L'Oreal announced second half financial results broadly in line
with market expectations at the end of last week, boosted by strong
sales in both the US and emerging markets. However, analysts
believe that improvements in profitability will not be sustainable
in the longer term and have cut back on forecasts as a result.

Underlying sales for the company remained strong in the final six months and full year 2004 , despite results being dented by negative currency fluctations. The company said that its underlying sales grew by 3.6 per cent in 2004 to reach €14.53 billion, which was backed up by a 16.3 per cent increase in operating profit to €2.12 billion.

Goldman Sachs said that results for the second half were in line with its forecasts, with EBIT rising 22 per cent, against its forecast of 21 per cent. This meant that full year operating profit was up 10.1 per cent to €2,161 million, giving the company its 20th consecutive year of double digit growth.

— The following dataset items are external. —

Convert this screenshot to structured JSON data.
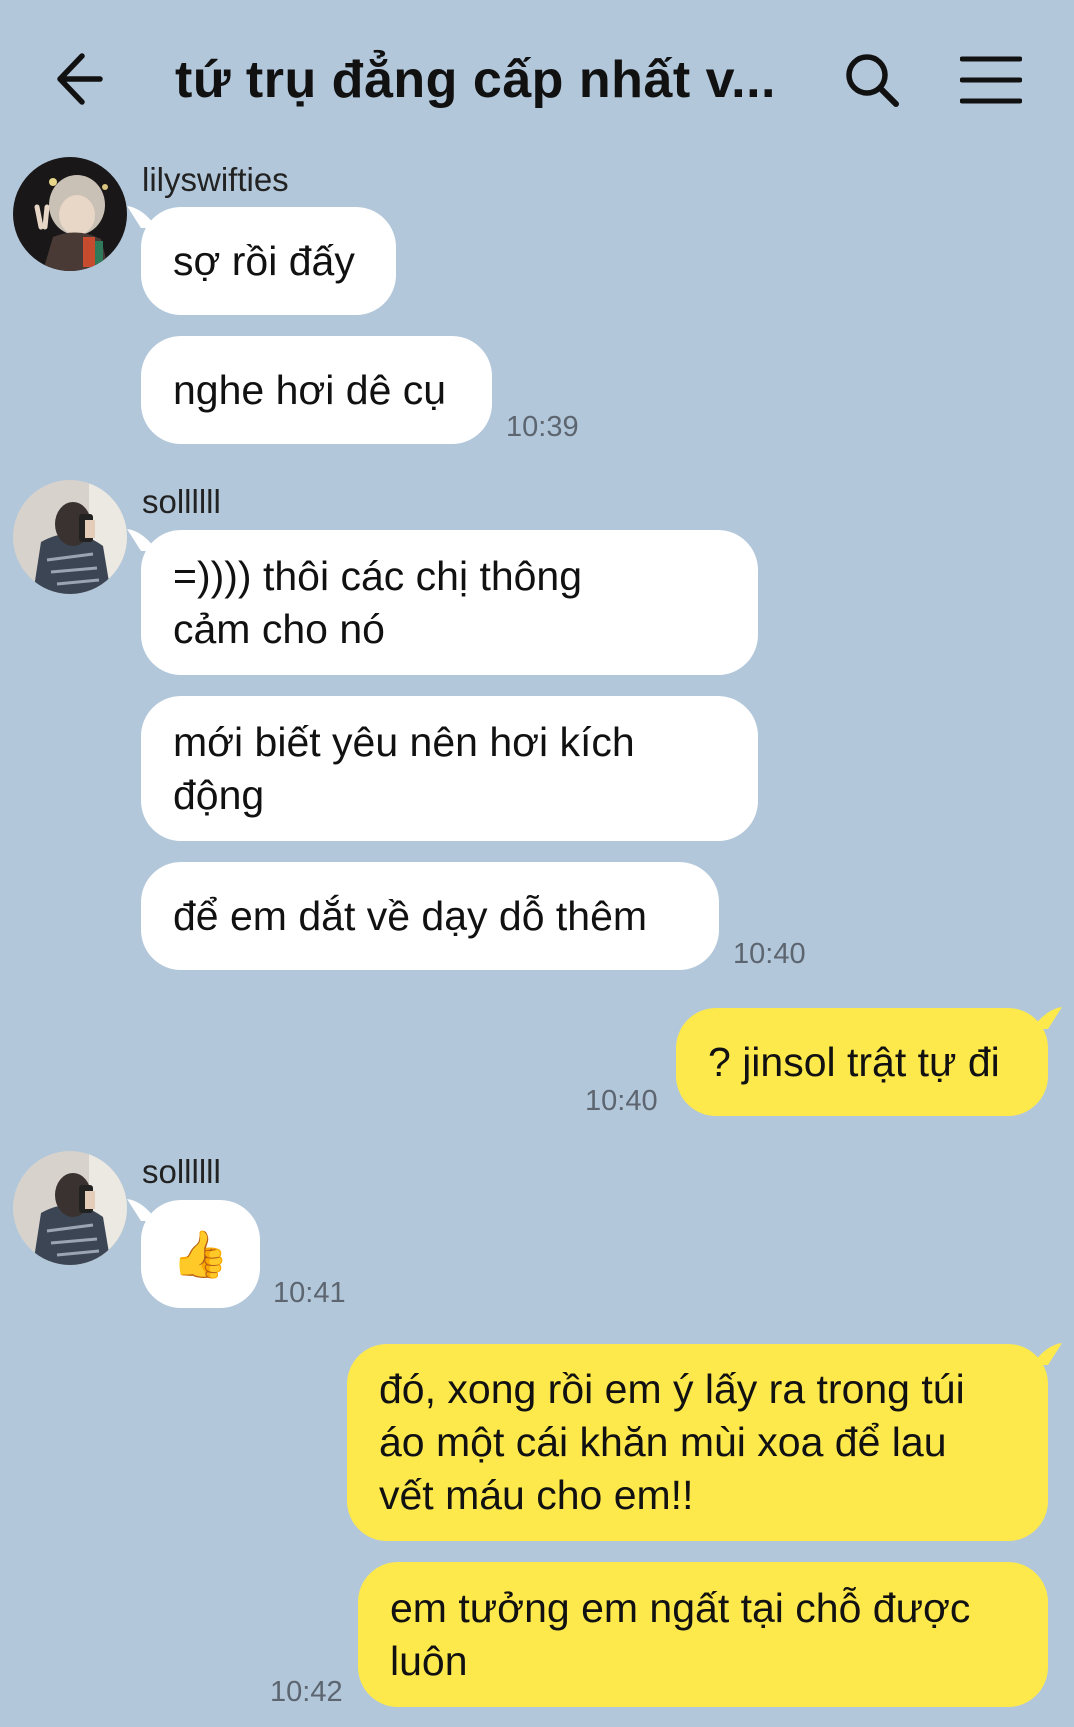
{
  "header": {
    "title": "tứ trụ đẳng cấp nhất v...",
    "back_icon": "arrow-left-icon",
    "search_icon": "search-icon",
    "menu_icon": "menu-icon"
  },
  "messages": [
    {
      "sender": "lilyswifties",
      "texts": [
        "sợ rồi đấy",
        "nghe hơi dê cụ"
      ],
      "time": "10:39"
    },
    {
      "sender": "sollllll",
      "texts": [
        "=)))) thôi các chị thông\ncảm cho nó",
        "mới biết yêu nên hơi kích\nđộng",
        "để em dắt về dạy dỗ thêm"
      ],
      "time": "10:40"
    },
    {
      "sender": "me",
      "texts": [
        "? jinsol trật tự đi"
      ],
      "time": "10:40"
    },
    {
      "sender": "sollllll",
      "texts": [
        "👍"
      ],
      "time": "10:41"
    },
    {
      "sender": "me",
      "texts": [
        "đó, xong rồi em ý lấy ra trong túi\náo một cái khăn mùi xoa để lau\nvết máu cho em!!",
        "em tưởng em ngất tại chỗ được\nluôn"
      ],
      "time": "10:42"
    }
  ],
  "colors": {
    "background": "#b2c7da",
    "incoming_bubble": "#ffffff",
    "outgoing_bubble": "#fee94d"
  }
}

However, Goldman Sachs said that it was disappointed with the quality of the earnings, pointing out that the external charges to sales ratio was well down, indicating that further operational savings are largely unsustainable.

Additionally the reintegration of provisions accounted for another substantial proportion of the EBIT growth, another factor that is considered to be largely unsustainable in the future.

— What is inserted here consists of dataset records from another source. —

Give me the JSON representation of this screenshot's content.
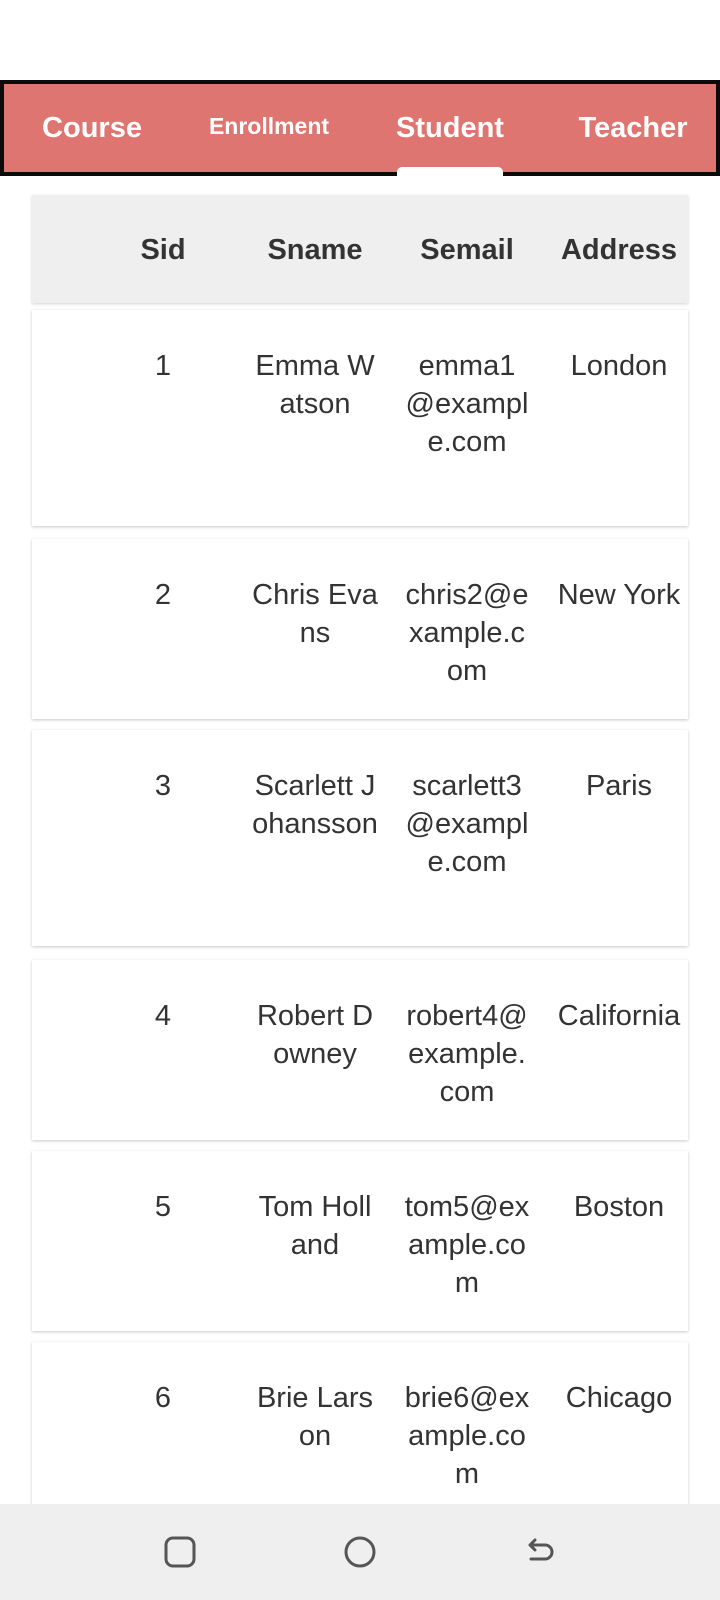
{
  "tabs": [
    {
      "label": "Course"
    },
    {
      "label": "Enrollment"
    },
    {
      "label": "Student"
    },
    {
      "label": "Teacher"
    }
  ],
  "active_tab": "Student",
  "table": {
    "headers": [
      "Sid",
      "Sname",
      "Semail",
      "Address"
    ],
    "rows": [
      {
        "sid": "1",
        "sname": "Emma Watson",
        "semail": "emma1@example.com",
        "address": "London"
      },
      {
        "sid": "2",
        "sname": "Chris Evans",
        "semail": "chris2@example.com",
        "address": "New York"
      },
      {
        "sid": "3",
        "sname": "Scarlett Johansson",
        "semail": "scarlett3@example.com",
        "address": "Paris"
      },
      {
        "sid": "4",
        "sname": "Robert Downey",
        "semail": "robert4@example.com",
        "address": "California"
      },
      {
        "sid": "5",
        "sname": "Tom Holland",
        "semail": "tom5@example.com",
        "address": "Boston"
      },
      {
        "sid": "6",
        "sname": "Brie Larson",
        "semail": "brie6@example.com",
        "address": "Chicago"
      }
    ]
  },
  "nav": {
    "recents": "recents-icon",
    "home": "home-icon",
    "back": "back-icon"
  },
  "colors": {
    "tab_bar": "#df7570",
    "tab_bar_border": "#0b0b0b",
    "header_bg": "#efefef",
    "nav_bg": "#efefef",
    "text": "#333333"
  }
}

In total Goldman Sachs says that theses two items accounted for 90 per cent of the improvement in L'Oreal's increase in EBIT. In view of this it has cut its earnings per share forecast for 2005 by 2 per cent as a result.

But despite the question mark over future operational improvements, L'Oreal's​ underlying sales results still look strong. On a regional basis the company's results showed that the mainstay European market is continues to remain steady, with like-for-like regional sales rising 1.1 per cent to €7.313 billion for the year.

Elswhere the company's fortunes have faired even better, particularly in the US market where a concerted advertising campaign for a number of its leading cosmetic brands has paid dividends. Like-for-like sales were up a healthy 8.1 per cent, against sales of €3.135 billion. However this figure was dented by the weak dollar, with published figures showing a fall of 0.3 per cent for 2004.

Sales in the developing markets also increased significantly, sustained by more favourable currency rates. In Eastearn Europe sales stood at €524 million, up 29.3 per cent on the previous year's like-for-like figures. Equally like-for-like sales in Asia were up 17 per cent to €1.269 billion.

On a divisional level, the company's Professional Products operations, which supplies hair salons on a global basis, increased its like-for-like sales by 7.6 per cent to €1.998 billion, while the largest division - Consumer Products - increased like-for-like sales by 5.8 per cent to reach €7.754 billion.

Biggest gains were seen in the company's Active Cosmetics division, reflecting consumers' increasing demands for cosmetic products with greater levels of functionality. Like-for-like sales in this division grew by 15 per cent to reach €852 million.

On the back of the results the company has also announced a reorganization of its executive operations, which means a succession plan that divides up the roles of the chief executive and chairman.

The current chairman and chief executive, Lindsay Owen-Jones announced that Jean-Paul Agon, currently president of L'Oreal US, will take on the role of chief executive, with a view to taking on the role as head of the company.

"I am keen to organize a smooth and transparent transition of the group's management reflecting the continuity of our results and our strategy. Jean-Paul Agon is the ideal candidate,"​ said Owen-Jones.